Sam Appleton, 26, Australia
Appleton’s career high point was his six 70.3 wins in 2015. This year he won Racine 69.1, Santa Rosa 70.3 and Geelong 70.3, and took 2nd at the Challenge Melbourne half by 10 minutes over Reed.
Mauricio Mendez, 21, Mexico
This shooting star from Mexico is only 21. So far has he won the 2016 XTERRA World Championship, the 2016 Cabo 70.3 and 2017 Ironman 70.3 Texas highlighted by a 1:12:39 run.

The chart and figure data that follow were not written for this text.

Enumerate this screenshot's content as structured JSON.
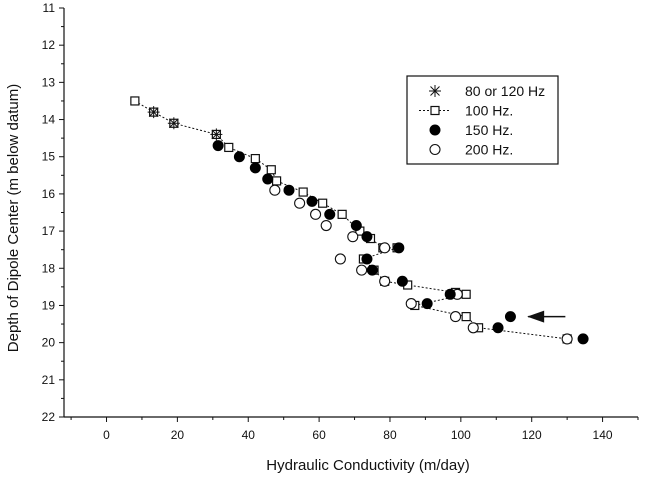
{
  "chart_data": {
    "type": "scatter",
    "title": "",
    "xlabel": "Hydraulic Conductivity (m/day)",
    "ylabel": "Depth of Dipole Center (m below datum)",
    "xlim": [
      -12,
      150
    ],
    "ylim": [
      22,
      11
    ],
    "y_inverted": true,
    "xticks": [
      0,
      20,
      40,
      60,
      80,
      100,
      120,
      140
    ],
    "yticks": [
      11,
      12,
      13,
      14,
      15,
      16,
      17,
      18,
      19,
      20,
      21,
      22
    ],
    "grid": false,
    "legend_position": "upper-right",
    "series": [
      {
        "name": "80 or 120 Hz",
        "marker": "asterisk",
        "line": false,
        "points": [
          [
            13.3,
            13.8
          ],
          [
            19.0,
            14.1
          ],
          [
            31.0,
            14.4
          ]
        ]
      },
      {
        "name": "100 Hz.",
        "marker": "open-square",
        "line": true,
        "points": [
          [
            8.0,
            13.5
          ],
          [
            13.3,
            13.8
          ],
          [
            19.0,
            14.1
          ],
          [
            31.0,
            14.4
          ],
          [
            34.5,
            14.75
          ],
          [
            42.0,
            15.05
          ],
          [
            46.5,
            15.35
          ],
          [
            48.0,
            15.65
          ],
          [
            55.5,
            15.95
          ],
          [
            61.0,
            16.25
          ],
          [
            66.5,
            16.55
          ],
          [
            71.5,
            17.0
          ],
          [
            74.5,
            17.2
          ],
          [
            78.0,
            17.45
          ],
          [
            82.0,
            17.45
          ],
          [
            72.5,
            17.75
          ],
          [
            75.5,
            18.05
          ],
          [
            78.5,
            18.35
          ],
          [
            85.0,
            18.45
          ],
          [
            98.5,
            18.65
          ],
          [
            101.5,
            18.7
          ],
          [
            87.0,
            19.0
          ],
          [
            101.5,
            19.3
          ],
          [
            105.0,
            19.6
          ],
          [
            130.0,
            19.9
          ]
        ]
      },
      {
        "name": "150 Hz.",
        "marker": "filled-circle",
        "line": false,
        "points": [
          [
            31.5,
            14.7
          ],
          [
            37.5,
            15.0
          ],
          [
            42.0,
            15.3
          ],
          [
            45.5,
            15.6
          ],
          [
            51.5,
            15.9
          ],
          [
            58.0,
            16.2
          ],
          [
            63.0,
            16.55
          ],
          [
            70.5,
            16.85
          ],
          [
            73.5,
            17.15
          ],
          [
            82.5,
            17.45
          ],
          [
            73.5,
            17.75
          ],
          [
            75.0,
            18.05
          ],
          [
            83.5,
            18.35
          ],
          [
            97.0,
            18.7
          ],
          [
            90.5,
            18.95
          ],
          [
            114.0,
            19.3
          ],
          [
            110.5,
            19.6
          ],
          [
            134.5,
            19.9
          ]
        ]
      },
      {
        "name": "200 Hz.",
        "marker": "open-circle",
        "line": false,
        "points": [
          [
            47.5,
            15.9
          ],
          [
            54.5,
            16.25
          ],
          [
            59.0,
            16.55
          ],
          [
            62.0,
            16.85
          ],
          [
            69.5,
            17.15
          ],
          [
            78.5,
            17.45
          ],
          [
            66.0,
            17.75
          ],
          [
            72.0,
            18.05
          ],
          [
            78.5,
            18.35
          ],
          [
            99.0,
            18.7
          ],
          [
            86.0,
            18.95
          ],
          [
            98.5,
            19.3
          ],
          [
            103.5,
            19.6
          ],
          [
            130.0,
            19.9
          ]
        ]
      }
    ],
    "annotations": [
      {
        "type": "arrow",
        "direction": "left",
        "text": "",
        "start": [
          129.5,
          19.3
        ],
        "end": [
          119.0,
          19.3
        ]
      }
    ]
  }
}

Tyler Butterfield, 34, Bermuda
This 2-time Olympian, winner of the 2014 Abu Dhabi International and 5th place finisher at Kona in 2015 has a strong 2017 highlighted by a sub-8 hour 3rd place at Ironman Texas, a win at Raleigh 70.3, a 2nd at Monterrey 70.3, and a 4th at Dubai 70.3.
Ben Kanute, 25, USA
The 2016 U.S. Olympian has dipped his toe in the non-drafting and middle distance worlds this year highlighted by a win at Escape From Alcatraz, a 3rd at Puerto Rico 70.3 and a 5th at St. George 70.3
Andreas Dreitz, 28, Germany
Dreitz was stronger in 2016 with 70.3 wins at Wiesbaden, Jonkoping and Mallorca and 70.3 2nds at Texas and Oceanside. This year he took 2nd at Mallorca 70.3 and Challenge Prague, 4th at Oceanside 70.3 and Challenge the Championship, and at 9th at the Ironman 70.3 European Championship.
Jesse Thomas, 37, USA
This six-time Wildflower winner and winner at Ironman Lanzarote last year had a decent 2017 with runner-up 70.3 finishes at Peru and Liuzhou.
Brent McMahon, 36, Canada
The man with four sub-8 hour Ironman finishes including a 7:46:10 at Brazil in 2016 had a decent 2017 with a course record smashing win at Ironman Lake Placid and an uninspiring 5th at Philippines 70.3 and 6th at St. George 70.3.
Matt Chrabot, 34, USA
In 2016, Chrabot had a strong year including 3rd at ITU Long Distance Worlds, a win at Racine 44.5, a 2nd at Los Cabos 70.3, and 70.3 3rd places at Monterrey and New Orleans. This year Chrabot’s bests have been runner-up finishes in Boulder – at the Ironman and Ironman 70.3, where he was a close second to Tim Don.
James Cunnama, 34, South Africa
The South African's recent form is hitting stride - a win at Ironman 70.3 Lanzarote. Earlier he took 2nd at Ironman France and 4th at Ironman Frankfurt.